Later versions of Nataraja featured male and female genitals and, starting in the Kushan Empire around the first century CE, was portrayed as what modern science might call intersex or perhaps transgender. That’s because it was a syncretic merger between Shaivism and Shaktism, two overlapping faith systems whose primary difference was masculine creation (the god Shiva) and divine feminine nurturing (the goddess Shakti). It gives me great comfort to know that Believers were subverting Western chauvinism more than 2,000 years ago, and that by doing so I am merely taking part in tradition.
That’s equilibrium. That’s where the center resides, but the center can’t hold as Yeats told us in The Second Coming. If collapse is as inevitable as creation, then the fervor to be the Preserver of what exists is a net negative for a society. But a pendulum swing to the Destroyer can also have disastrous consequences that are inherent to the name. It’s not weird to resist either of these forces, and trying (but failing) to figure out how to be at peace with one’s total impotence to alter the inevitability of Preservation and Destruction is usually the name of the game. That’s the sum of theology, from what I can tell, but I’m still learning.
Sometimes it seems like the only place I’ve ever found utopian equilibrium is in commercial craftsmanship, perhaps best exemplified by tattooing. Any good tattooer runs their shop with the customer’s needs in mind, but great tattooers struggle to let the customer dictate the tattoo. That’s because aside from not doing well with authority, great tattooers have tattooed thousands of human hides and know the intricacies of the human shape, the pressure points that are tough to tattoo, the designs that simply don’t read well on skin. Good luck convincing the customer of that, who strolled into the shop knowing exactly what they want (despite their inability to reproduce that thought visually / their personal lack of tattooing experience). So, the Cosmic Dance begins, where an artist uses tricks at their disposal to make the piece something that satisfies their inner creative chaos, and the customer draws hard lines in the sand about what they are or aren’t willing to put on their body.

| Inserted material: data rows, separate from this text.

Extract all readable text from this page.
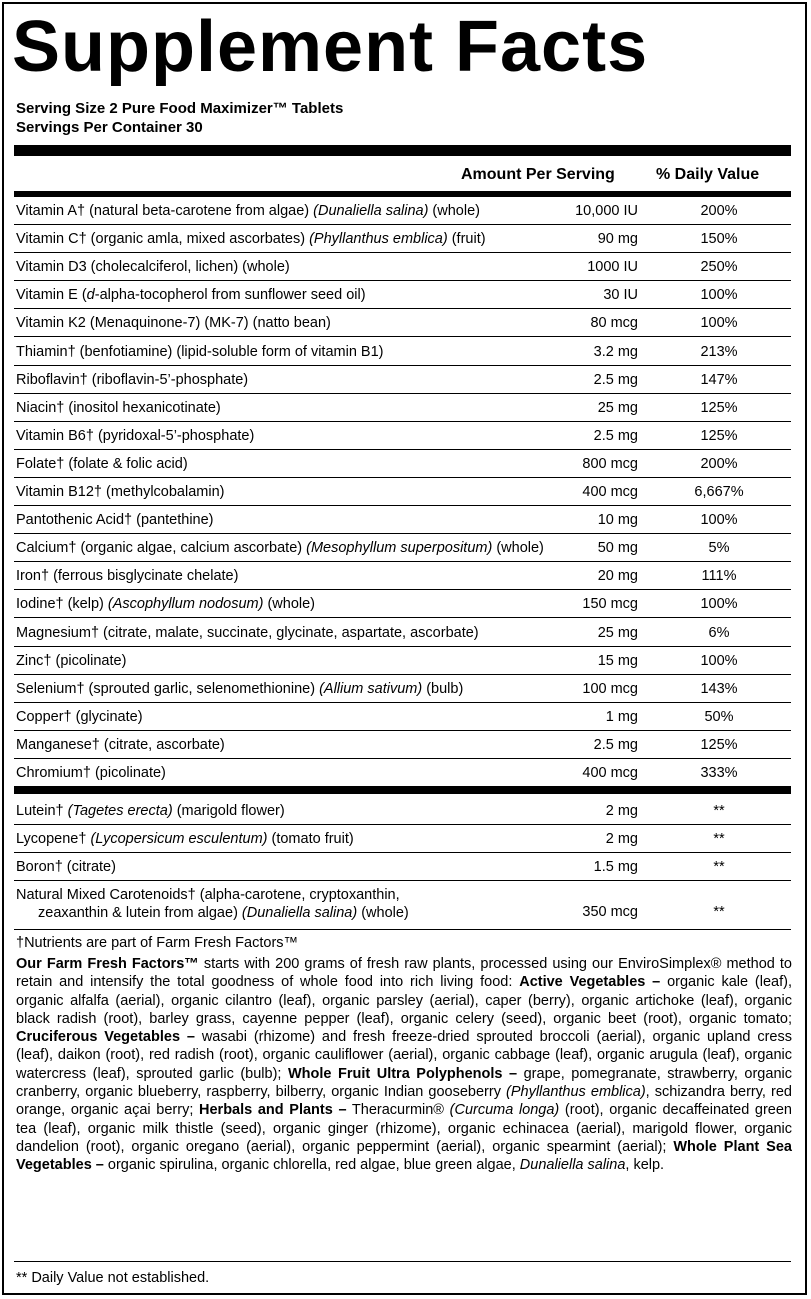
Supplement Facts
Serving Size 2 Pure Food Maximizer™ Tablets
Servings Per Container 30
Amount Per Serving	% Daily Value
Vitamin A† (natural beta-carotene from algae) (Dunaliella salina) (whole)	10,000 IU	200%
Vitamin C† (organic amla, mixed ascorbates) (Phyllanthus emblica) (fruit)	90 mg	150%
Vitamin D3 (cholecalciferol, lichen) (whole)	1000 IU	250%
Vitamin E (d-alpha-tocopherol from sunflower seed oil)	30 IU	100%
Vitamin K2 (Menaquinone-7) (MK-7) (natto bean)	80 mcg	100%
Thiamin† (benfotiamine) (lipid-soluble form of vitamin B1)	3.2 mg	213%
Riboflavin† (riboflavin-5’-phosphate)	2.5 mg	147%
Niacin† (inositol hexanicotinate)	25 mg	125%
Vitamin B6† (pyridoxal-5’-phosphate)	2.5 mg	125%
Folate† (folate & folic acid)	800 mcg	200%
Vitamin B12† (methylcobalamin)	400 mcg	6,667%
Pantothenic Acid† (pantethine)	10 mg	100%
Calcium† (organic algae, calcium ascorbate) (Mesophyllum superpositum) (whole)	50 mg	5%
Iron† (ferrous bisglycinate chelate)	20 mg	111%
Iodine† (kelp) (Ascophyllum nodosum) (whole)	150 mcg	100%
Magnesium† (citrate, malate, succinate, glycinate, aspartate, ascorbate)	25 mg	6%
Zinc† (picolinate)	15 mg	100%
Selenium† (sprouted garlic, selenomethionine) (Allium sativum) (bulb)	100 mcg	143%
Copper† (glycinate)	1 mg	50%
Manganese† (citrate, ascorbate)	2.5 mg	125%
Chromium† (picolinate)	400 mcg	333%
Lutein† (Tagetes erecta) (marigold flower)	2 mg	**
Lycopene† (Lycopersicum esculentum) (tomato fruit)	2 mg	**
Boron† (citrate)	1.5 mg	**
Natural Mixed Carotenoids† (alpha-carotene, cryptoxanthin,
zeaxanthin & lutein from algae) (Dunaliella salina) (whole)	350 mcg	**
†Nutrients are part of Farm Fresh Factors™
Our Farm Fresh Factors™ starts with 200 grams of fresh raw plants, processed using our EnviroSimplex® method to retain and intensify the total goodness of whole food into rich living food: Active Vegetables – organic kale (leaf), organic alfalfa (aerial), organic cilantro (leaf), organic parsley (aerial), caper (berry), organic artichoke (leaf), organic black radish (root), barley grass, cayenne pepper (leaf), organic celery (seed), organic beet (root), organic tomato; Cruciferous Vegetables – wasabi (rhizome) and fresh freeze-dried sprouted broccoli (aerial), organic upland cress (leaf), daikon (root), red radish (root), organic cauliflower (aerial), organic cabbage (leaf), organic arugula (leaf), organic watercress (leaf), sprouted garlic (bulb); Whole Fruit Ultra Polyphenols – grape, pomegranate, strawberry, organic cranberry, organic blueberry, raspberry, bilberry, organic Indian gooseberry (Phyllanthus emblica), schizandra berry, red orange, organic açai berry; Herbals and Plants – Theracurmin® (Curcuma longa) (root), organic decaffeinated green tea (leaf), organic milk thistle (seed), organic ginger (rhizome), organic echinacea (aerial), marigold flower, organic dandelion (root), organic oregano (aerial), organic peppermint (aerial), organic spearmint (aerial); Whole Plant Sea Vegetables – organic spirulina, organic chlorella, red algae, blue green algae, Dunaliella salina, kelp.
** Daily Value not established.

It doesn’t always work. Some tattooers will tell you it never really works, or works so rarely that one shouldn’t get their hopes up for artistic fulfillment when entering the profession. Others couldn’t dream of doing anything besides tattooing, because they’ve seen it work so wonderfully that it becomes like a new faith for them. The phrase “tattoo magic” has stuck around for awhile because it feels divine when creative spark meets irrational human desire and the outcome leaves both the creator and the marked with equally joyous uplift.
The customer is pleased because their dreams have come true, no matter how niche or difficult the request. The tattooer is pleased because despite the customer’s esoteric inner monologue, somehow they were able to find the perfect traditional and timeless symbol that matches the stranger’s preferred iconography. It works specifically because there is no illusion created or lie to make someone think they like something. It works because both of them were saying the same thing the whole time, and it took divinity to merge their thinking into something coherent so that they reached equilibrium. The Word is not always words.